En fait, note le journaliste «vétéran» du conflit, Eamonn McCann, l’idée constamment exprimée «n’est pas tant qu’une percée est espérée après les élections, mais plutôt qu’aucun mouvement n’est attendu d’ici-là». Sur ce point, chacun est d’accord.
Pour Gerry Adams, aucun progrès n’est possible avant le scrutin, car «éléments et conditions ne sont pas en place» pour qu’aboutisse l’initiative de paix Hume-Adams avortée en décembre.
Pour David Trimble, leader du Parti unioniste d’Ulster (UUP), «il n’y a plus assez de temps» d’ici aux élections pour un progrès aux négociations multipartites de Stormont sur l’avenir de l’Ulster.
A Stormont, se désole le Parti de l’alliance (interconfessionnel), la «paralysie électorale s’est déjà installée». Notamment chez les unionistes, convaincus que la moindre concession à l’axe Dublin-nationalistes se paiera cher en voix protestantes.

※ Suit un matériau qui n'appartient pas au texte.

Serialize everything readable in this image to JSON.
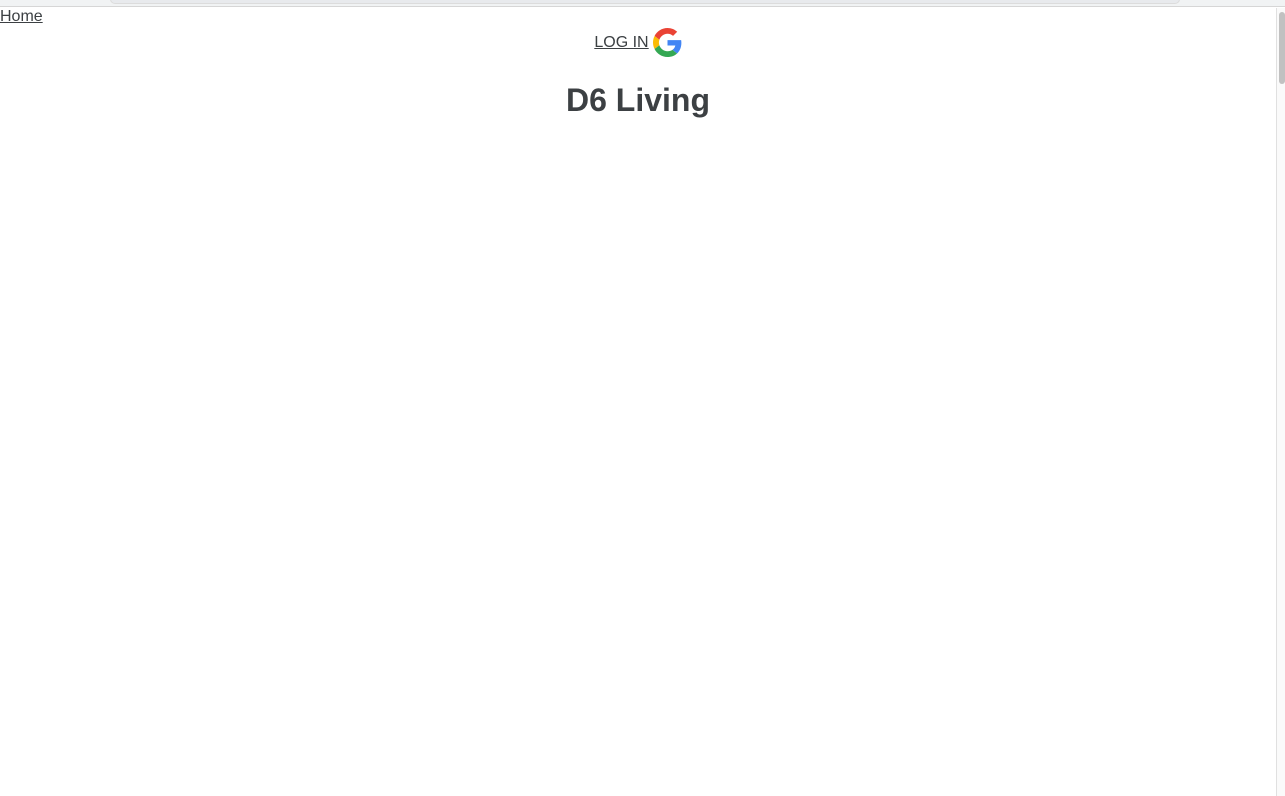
{
  "nav": {
    "home_label": "Home"
  },
  "auth": {
    "login_label": "LOG IN",
    "provider_icon": "google-icon"
  },
  "page": {
    "title": "D6 Living"
  },
  "colors": {
    "text": "#3c4043",
    "google_blue": "#4285F4",
    "google_red": "#EA4335",
    "google_yellow": "#FBBC05",
    "google_green": "#34A853"
  }
}
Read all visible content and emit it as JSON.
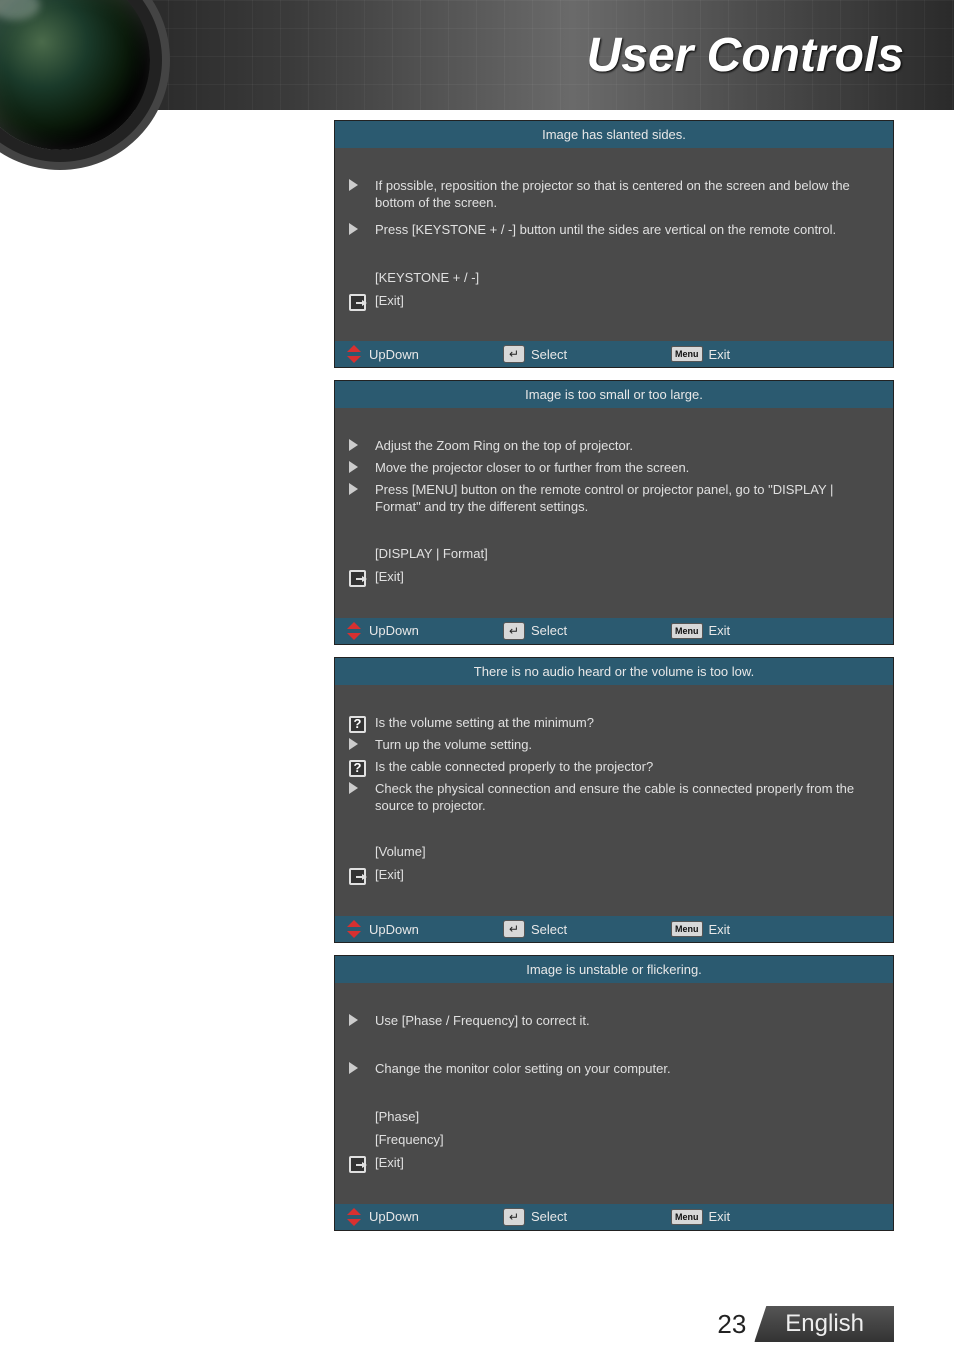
{
  "header": {
    "title": "User Controls"
  },
  "panels": [
    {
      "title": "Image has slanted sides.",
      "steps": [
        {
          "icon": "arrow",
          "text": "If possible, reposition the projector so that is centered on the screen and below the bottom of the screen."
        },
        {
          "icon": "arrow",
          "text": "Press [KEYSTONE + / -] button until the sides are vertical on the remote control."
        }
      ],
      "brackets": [
        {
          "icon": "none",
          "text": "[KEYSTONE + / -]"
        },
        {
          "icon": "exit",
          "text": "[Exit]"
        }
      ]
    },
    {
      "title": "Image is too small or too large.",
      "steps": [
        {
          "icon": "arrow",
          "text": "Adjust the Zoom Ring on the top of projector."
        },
        {
          "icon": "arrow",
          "text": "Move the projector closer to or further from the screen."
        },
        {
          "icon": "arrow",
          "text": "Press [MENU] button on the remote control or projector panel, go to \"DISPLAY | Format\" and try the different settings."
        }
      ],
      "brackets": [
        {
          "icon": "none",
          "text": "[DISPLAY | Format]"
        },
        {
          "icon": "exit",
          "text": "[Exit]"
        }
      ]
    },
    {
      "title": "There is no audio heard or the volume is too low.",
      "steps": [
        {
          "icon": "question",
          "text": "Is the volume setting at the minimum?"
        },
        {
          "icon": "arrow",
          "text": "Turn up the volume setting."
        },
        {
          "icon": "question",
          "text": "Is the cable connected properly to the projector?"
        },
        {
          "icon": "arrow",
          "text": "Check the physical connection and ensure the cable is connected properly from the source to projector."
        }
      ],
      "brackets": [
        {
          "icon": "none",
          "text": "[Volume]"
        },
        {
          "icon": "exit",
          "text": "[Exit]"
        }
      ]
    },
    {
      "title": "Image is unstable or flickering.",
      "steps": [
        {
          "icon": "arrow",
          "text": "Use [Phase / Frequency] to correct it."
        },
        {
          "icon": "arrow",
          "text": "Change the monitor color setting on your computer."
        }
      ],
      "brackets": [
        {
          "icon": "none",
          "text": "[Phase]"
        },
        {
          "icon": "none",
          "text": "[Frequency]"
        },
        {
          "icon": "exit",
          "text": "[Exit]"
        }
      ],
      "spaced": true
    }
  ],
  "keys": {
    "updown": "UpDown",
    "select": "Select",
    "menu": "Menu",
    "exit": "Exit"
  },
  "footer": {
    "page": "23",
    "language": "English"
  }
}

Car c’est bien à Stormont que résident les causes de l’immobilisme, entre des positions restant irréconciliables, ce qu’une élection ne changera pas: unionistes qui cherchent dans un règlement à ancrer la position de l’Ulster au sein du royaume, nationalistes qui veulent y graver un accès à une Irlande unifiée.
Marge étroite
Certes, l’arithmétique à Westminster participe depuis un an à l’immobilisme. Les neuf députés UUP, au vote crucial pour le gouvernement Major, sont tentés d’user de cette menace pour obtenir des concessions (bœuf nord-irlandais, taxes d’aéroport, pêche, retard de la commission de contrôle des parades).
Cette dépendance se perpétuera si le futur gouvernement, Blair ou Major, est nanti d’une faible majorité. Mais même un gouvernement fort aurait une marge de manœuvre étroite. Il ne pourrait pas, par exemple, assouplir tout de go les conditions d’entrée du Sinn Fein à Stormont, sous peine de voir UUP et DUP indignés quitter les pourparlers.
D’ailleurs, le prudent Tony Blair s’est bien gardé d’abaisser la barre pour l’admission du Sinn Fein, fixant la condition à un cessez-le-feu de l’IRA «sans équivoque, et appuyé par des actes prouvant qu’il est authentique». Du Major dans le texte.
En outre, si elles sont anticipées à mars ou avril, les élections britanniques seront suivies d’élections locales en Ulster en mai, d’où une crispation continue, peu propice aux compromis, des partis nord-irlandais.
La saison des marches protestantes battra son plein peu après ces mêmes parades dont les violences avaient, l’été dernier, paralysé la province, avant une suspension des pourparlers pendant un mois et demi.
Enfin, l’expérience d’élections passées suggère que l’Irlande du Nord ne sera pas un thème de campagne.